Use the right Java compiler for your Java application

By Eva Andreasson, JavaWorld.com, 09/05/12

Page 2 of 6

Static vs dynamic compilation

An example of a static compiler is the previously mentioned javac. With static compilers the input code is interpreted once and the output executable is in the form that will be used when the program is executed. Unless you make changes to your original source and recompile the code (using the compiler), the output will always result in the same outcome; this is because the input is a static input and the compiler is a static compiler.

In a static compilation, the following Java code

static int add7( int x ) {
      return x+7;
}

would result in something similar to this bytecode:

iload0
 bipush 7
 iadd
 ireturn

A dynamic compiler translates from one language to another dynamically, meaning that it happens as the code is executed -- during runtime! Dynamic compilation and optimization give runtimes the advantage of being able to adapt to changes in application load. Dynamic compilers are very well suited to Java runtimes, which commonly execute in unpredictable and ever-changing environments.

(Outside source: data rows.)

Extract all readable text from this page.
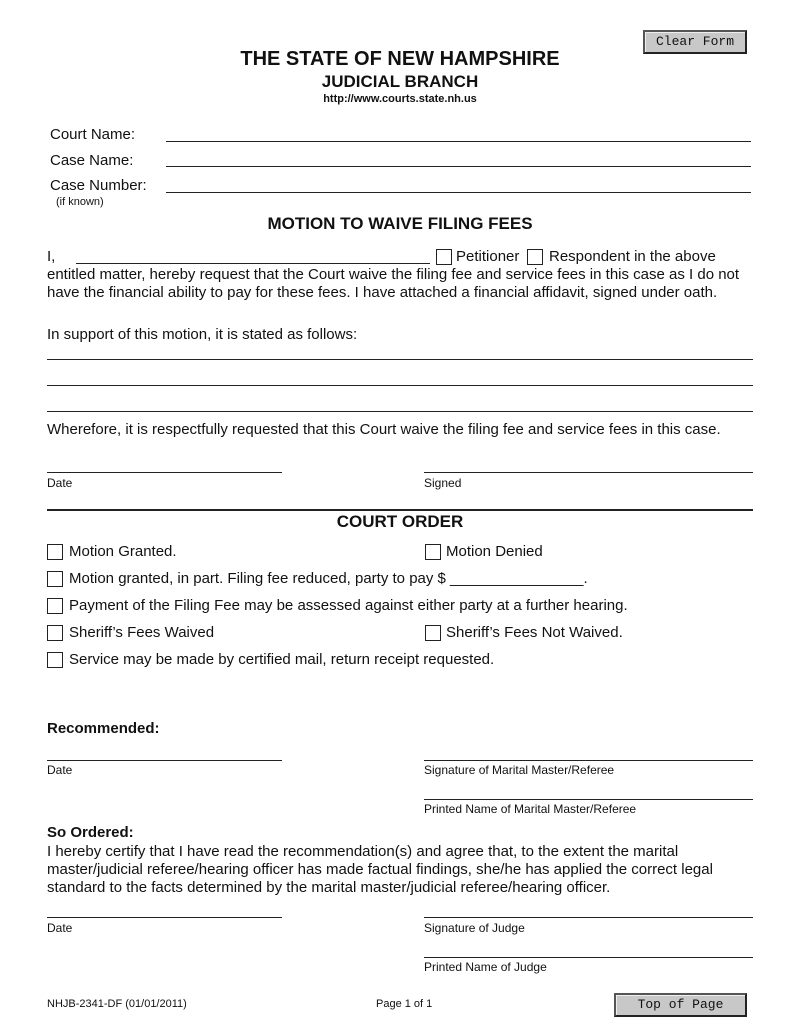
Clear Form
THE STATE OF NEW HAMPSHIRE
JUDICIAL BRANCH
http://www.courts.state.nh.us
Court Name:
Case Name:
Case Number:
(if known)
MOTION TO WAIVE FILING FEES
I,	Petitioner Respondent in the above
entitled matter, hereby request that the Court waive the filing fee and service fees in this case as I do not have the financial ability to pay for these fees. I have attached a financial affidavit, signed under oath.
In support of this motion, it is stated as follows:
Wherefore, it is respectfully requested that this Court waive the filing fee and service fees in this case.
Date	Signed
COURT ORDER
Motion Granted.	Motion Denied
Motion granted, in part. Filing fee reduced, party to pay $ ________________.
Payment of the Filing Fee may be assessed against either party at a further hearing.
Sheriff’s Fees Waived	Sheriff’s Fees Not Waived.
Service may be made by certified mail, return receipt requested.
Recommended:
Date	Signature of Marital Master/Referee
Printed Name of Marital Master/Referee
So Ordered:
I hereby certify that I have read the recommendation(s) and agree that, to the extent the marital master/judicial referee/hearing officer has made factual findings, she/he has applied the correct legal standard to the facts determined by the marital master/judicial referee/hearing officer.
Date	Signature of Judge
Printed Name of Judge
NHJB-2341-DF (01/01/2011)	Page 1 of 1	Top of Page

Most JVMs use a dynamic compiler such as a Just-In-Time (JIT) compiler. The catch is that dynamic compilers and code optimization sometimes need extra data structures, thread, and CPU resources. The more advanced the optimization or bytecode-context analyzing, the more resources are consumed by compilation. In most environments the overhead is still very small compared to the significant performance gain of the output code.

From Java bytecode to execution

Once you have your Java code compiled into bytecode, the next steps are to translate the bytecode instructions to machine code. This can be done by either an interpreter or a compiler.

Interpretation

The simplest form of bytecode compilation is called interpretation. An interpreter simply looks up the hardware instructions for every bytecode instruction and sends it off to be executed by the CPU.

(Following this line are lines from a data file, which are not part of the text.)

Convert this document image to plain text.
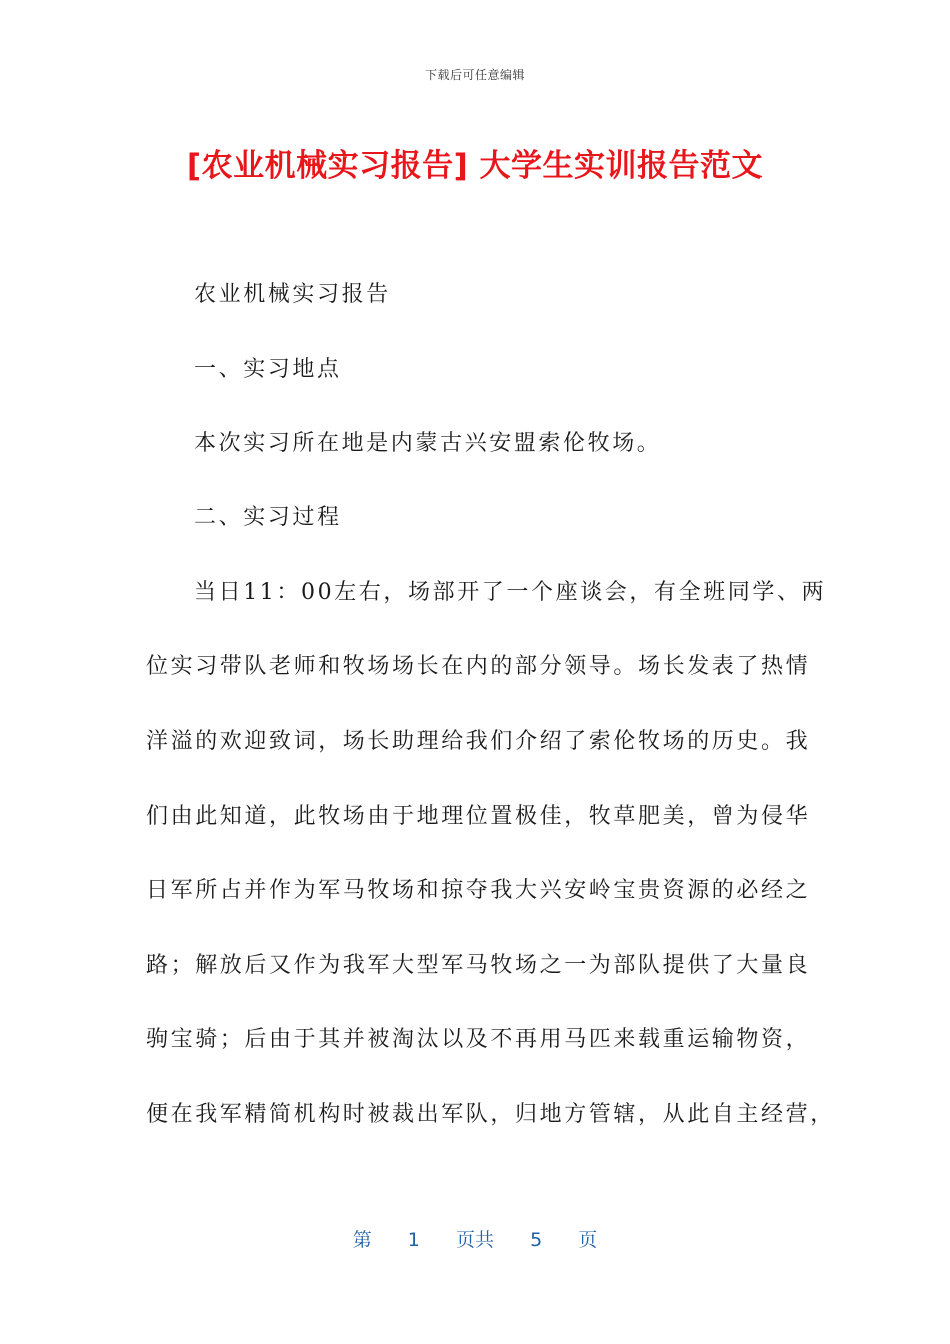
下载后可任意编辑
[农业机械实习报告] 大学生实训报告范文
农业机械实习报告
一、实习地点
本次实习所在地是内蒙古兴安盟索伦牧场。
二、实习过程
当日11：00左右，场部开了一个座谈会，有全班同学、两
位实习带队老师和牧场场长在内的部分领导。场长发表了热情
洋溢的欢迎致词，场长助理给我们介绍了索伦牧场的历史。我
们由此知道，此牧场由于地理位置极佳，牧草肥美，曾为侵华
日军所占并作为军马牧场和掠夺我大兴安岭宝贵资源的必经之
路；解放后又作为我军大型军马牧场之一为部队提供了大量良
驹宝骑；后由于其并被淘汰以及不再用马匹来载重运输物资，
便在我军精简机构时被裁出军队，归地方管辖，从此自主经营，
第 1 页共 5 页
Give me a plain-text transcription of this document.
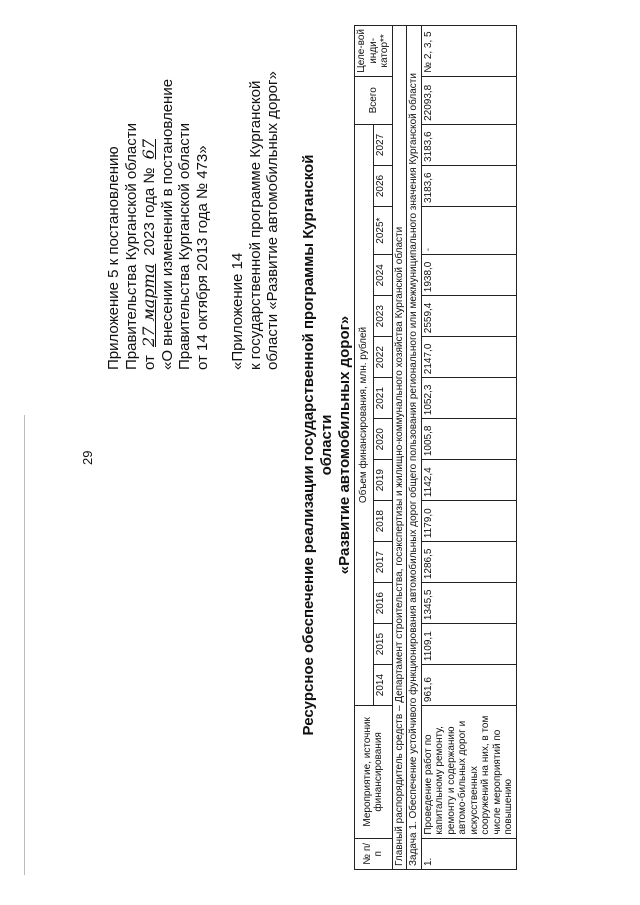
29
Приложение 5 к постановлению Правительства Курганской области от 27 марта 2023 года № 67 «О внесении изменений в постановление Правительства Курганской области от 14 октября 2013 года № 473» «Приложение 14 к государственной программе Курганской области «Развитие автомобильных дорог» Ресурсное обеспечение реализации государственной программы Курганской области «Развитие автомобильных дорог»
№ п/п	Мероприятие, источник финансирования	Объем финансирования, млн. рублей														Всего	Целе-вой инди-катор**
		2014	2015	2016	2017	2018	2019	2020	2021	2022	2023	2024	2025*	2026	2027		
Главный распорядитель средств – Департамент строительства, госэкспертизы и жилищно-коммунального хозяйства Курганской области																	
Задача 1. Обеспечение устойчивого функционирования автомобильных дорог общего пользования регионального или межмуниципального значения Курганской области																	
1.	Проведение работ по капитальному ремонту, ремонту и содержанию автомо-бильных дорог и искусственных сооружений на них, в том числе мероприятий по повышению	961,6	1109,1	1345,5	1286,5	1179,0	1142,4	1005,8	1052,3	2147,0	2559,4	1938,0	-	3183,6	3183,6	22093,8	№ 2, 3, 5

You could think of interpretation similar to using a dictionary: for a specific word (bytecode instruction) there is an exact translation (machine code instruction). Since the interpreter reads and immediately executes one bytecode instruction at a time, there is no opportunity to optimize over an instructions set. An interpreter also has to do the interpretation every time a bytecode is invoked, which makes it fairly slow. Interpretation is an accurate way of executing code, but the un-optimized output instruction set will likely not be the highest-performing sequence for the target platform's processor.